だからこそ彼女とは、それなりに満足のいく会話も出来る。
だが。だが。
(男として……。ただのヒューバートとして、選択するのならば)
「どうでしょうか。最終選択をするのに、必要な……貴方個人の想いは、ご自覚されたでしょうか? それが口に出しても、何の負い目もないと思える深い感情ならば……ふふ。ええ。言葉にしておくのも良いかもしれませんよ?

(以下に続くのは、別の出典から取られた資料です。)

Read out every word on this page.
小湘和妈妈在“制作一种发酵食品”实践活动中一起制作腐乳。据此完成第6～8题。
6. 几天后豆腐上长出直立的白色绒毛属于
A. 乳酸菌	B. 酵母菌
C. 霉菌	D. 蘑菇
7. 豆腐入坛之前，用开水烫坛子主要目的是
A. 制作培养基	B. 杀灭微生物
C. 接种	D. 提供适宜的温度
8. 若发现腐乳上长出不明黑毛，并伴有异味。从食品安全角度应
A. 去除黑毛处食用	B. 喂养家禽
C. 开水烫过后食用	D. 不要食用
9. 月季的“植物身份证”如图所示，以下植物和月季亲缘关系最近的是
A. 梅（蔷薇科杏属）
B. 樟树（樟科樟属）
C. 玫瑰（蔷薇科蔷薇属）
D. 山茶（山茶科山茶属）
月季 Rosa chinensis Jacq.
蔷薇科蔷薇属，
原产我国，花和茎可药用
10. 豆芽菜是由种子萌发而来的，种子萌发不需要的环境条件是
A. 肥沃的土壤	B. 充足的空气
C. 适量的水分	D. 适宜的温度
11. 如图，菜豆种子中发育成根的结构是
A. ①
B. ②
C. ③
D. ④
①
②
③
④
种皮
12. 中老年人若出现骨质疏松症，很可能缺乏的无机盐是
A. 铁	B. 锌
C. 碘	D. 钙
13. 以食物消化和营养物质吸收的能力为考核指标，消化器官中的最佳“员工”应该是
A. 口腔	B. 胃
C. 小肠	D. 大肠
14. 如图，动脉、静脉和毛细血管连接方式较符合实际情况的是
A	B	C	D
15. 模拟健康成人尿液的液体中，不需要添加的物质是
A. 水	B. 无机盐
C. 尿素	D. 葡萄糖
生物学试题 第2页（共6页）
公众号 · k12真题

後々、彼女達に、彼女に言い訳……などする為に、ね? ふふ、ふふふ」
(言い訳……などと)
(僕の気持ちは……真実の愛だ。これは僕が心の底から思っている事なのだ)
「……どちらの女性を、貴方は選びますか? ただのヒューバート様」
口に出す必要などない。
男に聞かせる本音などありはしない。
だがヒューバートは決意表明のように口にした。
「……ニーナ、だ。僕は。ただのヒューバートは、ニーナ・シェティを愛している。……この僕の想いこそが、真実の愛……だ!」
「………………ほう」
男は、とても静かにその言葉を聞いていた。
神妙とも思える、そんな佇まいで。
もしや、この言葉が聞きたかったのだろうか? とヒューバートは思った。
(ただ、僕に真実の愛を気付かせる為に……?)
考えてみればおかしな状況だ。
王太子を、その婚約者を誘拐しておいて、このようなふざけた茶番を仕組む。
しかし、現実を見れば……自分達3人はまだ生きている。
(もしや王家の影が仕組んだ……のか?)
「ふふ。ふふふ……! では、では! 殿下がお選びになるのは、ニーナ・シェティ! それで良いのですね? つまりは……婚約者であるサティーラ・メレンは死んでも構わないと! あはははは……!」
「なっ……!? 待て! 違う! そんな事は言っていない!」
「ふふふ! ここからの発言にはお気を付けを! 再び映像の記録を致します故!」
カチリ、と。音が鳴り、再びヒューバートは王太子という立場に戻された。
「では、お聞かせくださいませ、殿下。最期の会話は、どちらの令嬢となさいますか? 生かすのがニーナ・シェティであるならば……ふふ! 彼女とはこれから先、何度でも会話が出来ますねぇ? では、では……! 貴方の口から……サティーラ・メレンにお別れの言葉でも?」
「貴様っ……! もうやめよ! このような事をして何になると言うのだ!」
「言いましたでしょう。楽しいからでございます。ええ、王子の選択により、命を失われる麗しき乙女! ふふ、ははは! これはもはや……芸術なのではありませんか!? 美しい! なんと美しい! あはははは!」
「き、貴様っ……!」
やはり。やはり、この男は狂っているのだ。
何の容赦もしない。
時間がくれば、確実に誰かが死ぬ。こいつが殺す……。
ヒューバートは砂時計に視線を向けた。
砂時計の砂は……、もう3分の2は落ちていた。
(残り20分も、ない……)
それだけの時間で、誰かが1人、殺される。